Thursday, October 17, 2019

The Little Green Dress

When Sonzee was first diagnosed the immediate thing that occurred was exactly what her diagnosing physician warned us against; going onto the internet and googling C D K L 5.  Within 2 minutes our world around us crumbled and life as we knew it was never going to be the same.  A mere 5 character string that weighed more than our at the time maybe 9lb daughter.  A string of characters that we didn't quite understand more than it meant we had found our reason for her seizures.  It was the answer we had desperately sought but that we no longer wanted to have found. Yet through the darkness came a network, a secret club, really an immediate family we had no idea that existed up until then.
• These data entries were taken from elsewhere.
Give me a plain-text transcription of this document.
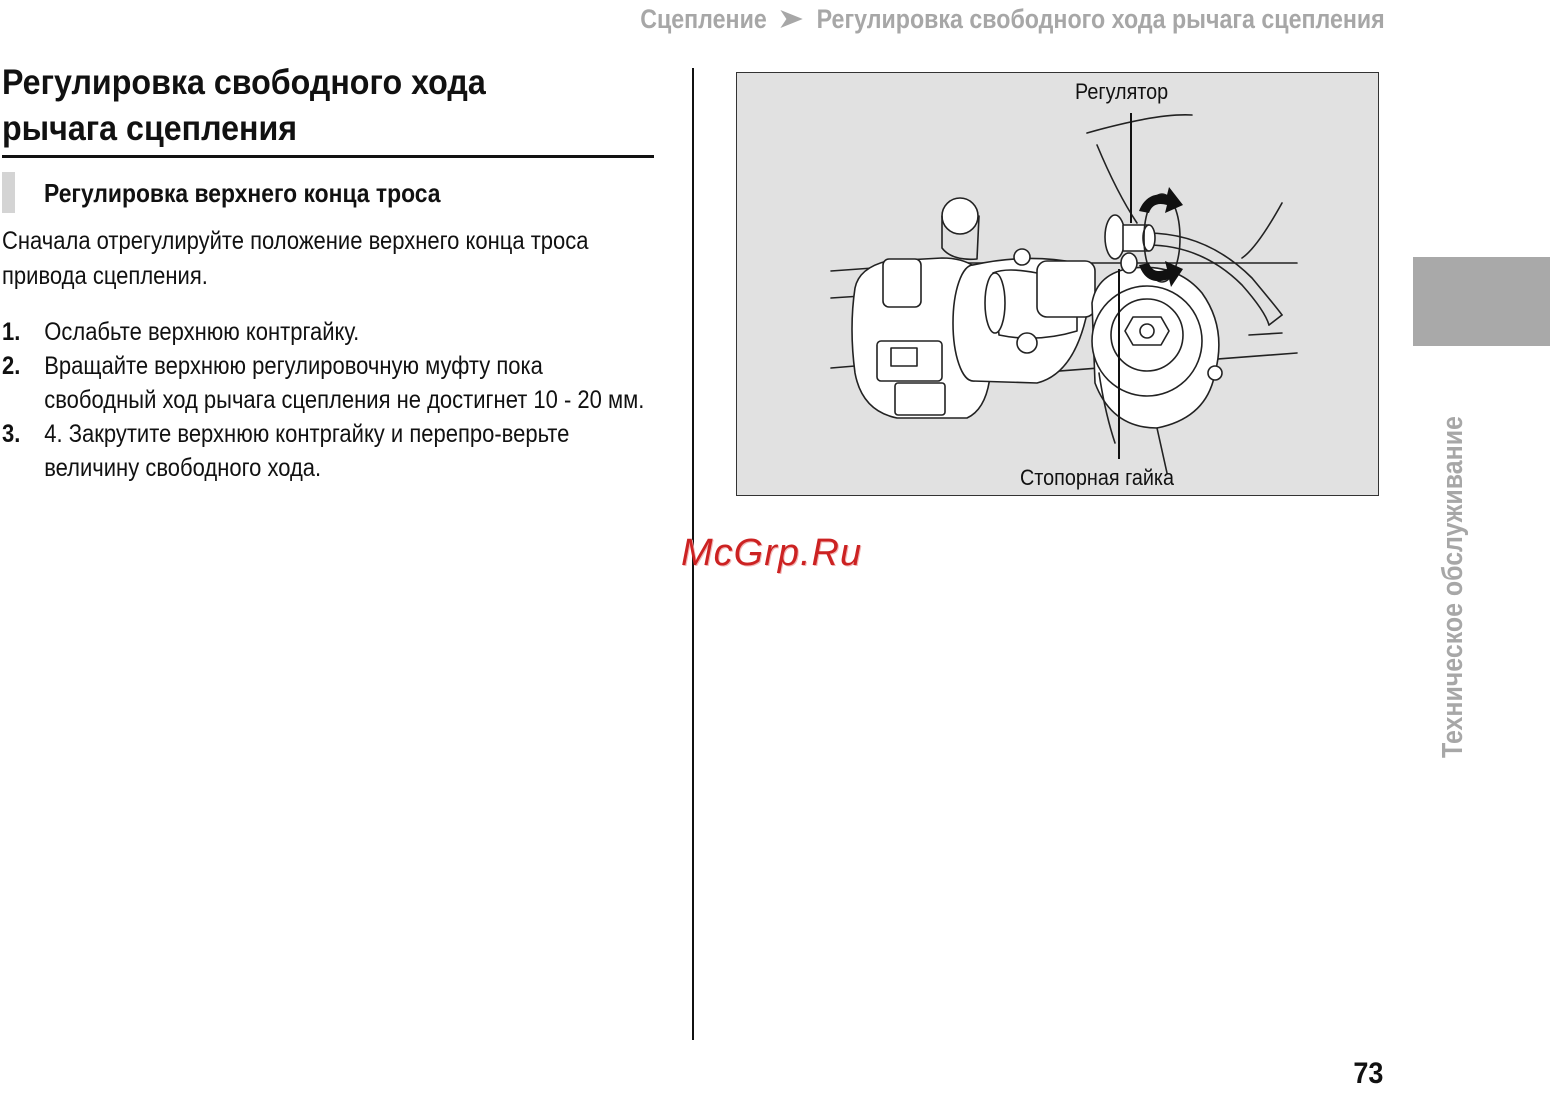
Сцепление Регулировка свободного хода рычага сцепления
Регулировка свободного хода рычага сцепления
Регулировка верхнего конца троса

Сначала отрегулируйте положение верхнего конца троса привода сцепления.

1. Ослабьте верхнюю контргайку.
2. Вращайте верхнюю регулировочную муфту пока свободный ход рычага сцепления не достигнет 10 - 20 мм.
3. 4. Закрутите верхнюю контргайку и перепро-верьте величину свободного хода.
Регулятор
Стопорная гайка
McGrp.Ru	Техническое обслуживание
73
I cannot exactly remember the first time I learned of the CDKL5 little green dress, but it has been close to Sonzee's entire life since she was diagnosed so early on.  The dress began its travels in the UK and has traveled around the world since it began its journey years ago.  Facebook has really helped give it a sort of fame if you will, as it was the pictures previous recipients (members of our CDKL5 family) postings that originally caught my eye.  Over the course of its travels, I watched as parents dressed up their little girls in a green fairy dress, thinking how sweet the girls looked in the dress, but not thinking too much more about the bigger picture.   That was until last week when the box found its way into our house.
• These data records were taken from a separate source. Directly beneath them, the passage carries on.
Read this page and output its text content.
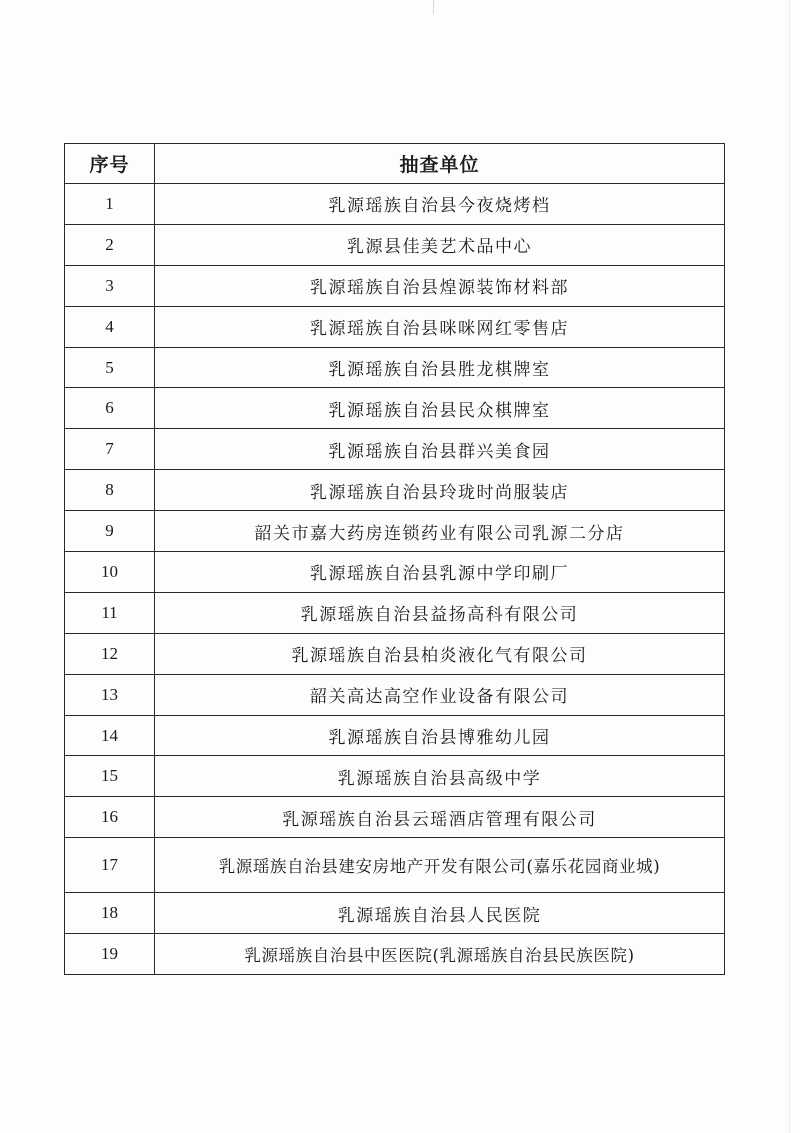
序号	抽查单位
1	乳源瑶族自治县今夜烧烤档
2	乳源县佳美艺术品中心
3	乳源瑶族自治县煌源装饰材料部
4	乳源瑶族自治县咪咪网红零售店
5	乳源瑶族自治县胜龙棋牌室
6	乳源瑶族自治县民众棋牌室
7	乳源瑶族自治县群兴美食园
8	乳源瑶族自治县玲珑时尚服装店
9	韶关市嘉大药房连锁药业有限公司乳源二分店
10	乳源瑶族自治县乳源中学印刷厂
11	乳源瑶族自治县益扬高科有限公司
12	乳源瑶族自治县柏炎液化气有限公司
13	韶关高达高空作业设备有限公司
14	乳源瑶族自治县博雅幼儿园
15	乳源瑶族自治县高级中学
16	乳源瑶族自治县云瑶酒店管理有限公司
17	乳源瑶族自治县建安房地产开发有限公司(嘉乐花园商业城)
18	乳源瑶族自治县人民医院
19	乳源瑶族自治县中医医院(乳源瑶族自治县民族医院)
I waited a day to open the box because it was delivered right before Yom Kippur.  I knew no picture would be taking place on Wednesday, so I didn't feel the need to see the entire box's contents.  Immediately after the holiday ended I opened the box.  I saw a smaller box inside and I knew once I peaked inside that I was going to need some moments with that box.  This dress to me is more than a dress with fairy wings and some lime green accessories.  There are children who have worn this dress who are no longer with us, there are children who will wear the dress in years to come who have not even been diagnosed yet, maybe who have not even been born yet.  There is a world that is represented in this dress that is indescribable. 
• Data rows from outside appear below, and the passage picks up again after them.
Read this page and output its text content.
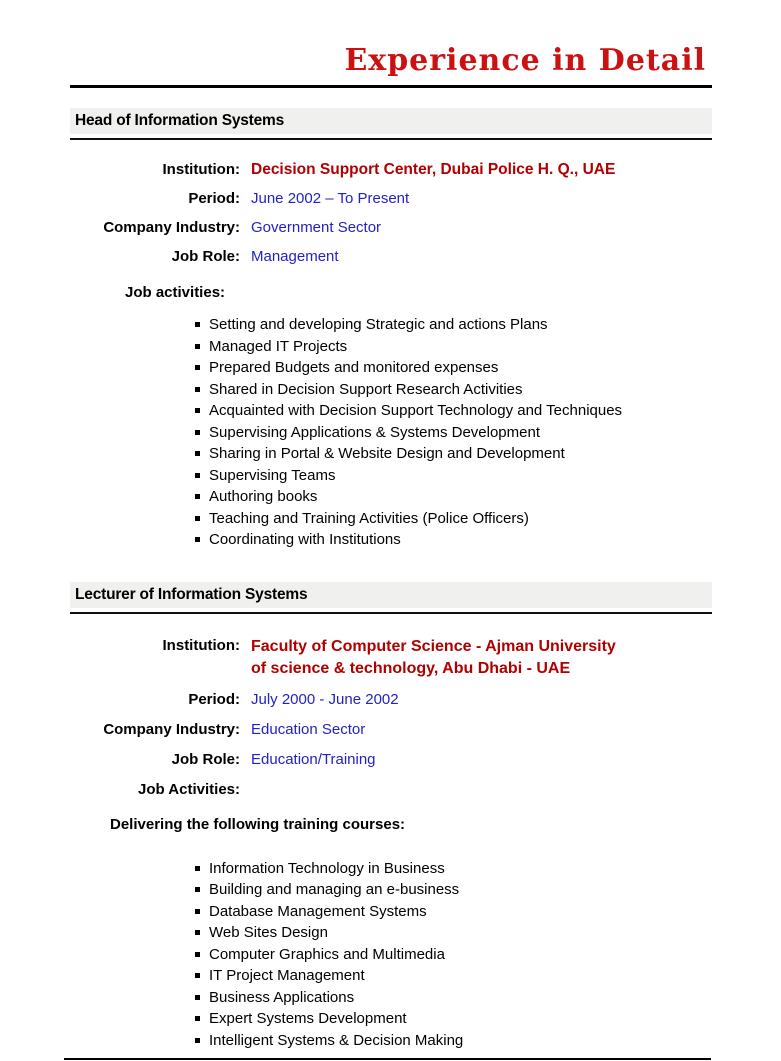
Experience in Detail
Head of Information Systems
Institution: Decision Support Center, Dubai Police H. Q., UAE
Period: June 2002 – To Present
Company Industry: Government Sector
Job Role: Management
Job activities:
Setting and developing Strategic and actions Plans
Managed IT Projects
Prepared Budgets and monitored expenses
Shared in Decision Support Research Activities
Acquainted with Decision Support Technology and Techniques
Supervising Applications & Systems Development
Sharing in Portal & Website Design and Development
Supervising Teams
Authoring books
Teaching and Training Activities (Police Officers)
Coordinating with Institutions
Lecturer of Information Systems
Institution: Faculty of Computer Science - Ajman University
of science & technology, Abu Dhabi - UAE
Period: July 2000 - June 2002
Company Industry: Education Sector
Job Role: Education/Training
Job Activities:
Delivering the following training courses:
Information Technology in Business
Building and managing an e-business
Database Management Systems
Web Sites Design
Computer Graphics and Multimedia
IT Project Management
Business Applications
Expert Systems Development
Intelligent Systems & Decision Making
After I took Sonzee's picture I posted this on her facebook page.  I won't ever know why our family was chosen to live among this community of rare.  I won't ever understand why my daughter has to struggle to live each day and why she has to have seizures all the time.  I won't ever be privy to the details of the greater plan, and truthfully, I am not even sure I would want to even entertain what I would be told because I would probably still be annoyed, upset, disappointed, and downright irate over the reason.  Yet, one thing I do know, one thing I won't ever take for granted, and one thing this dress symbolizes is that we are never alone on this journey.  There are families who have lived this journey before us, there are families living this journey alongside us, and there will be families living this journey after us...and that is something that is unique, powerful, and ironically beautiful about this whole entire world of CDKL5.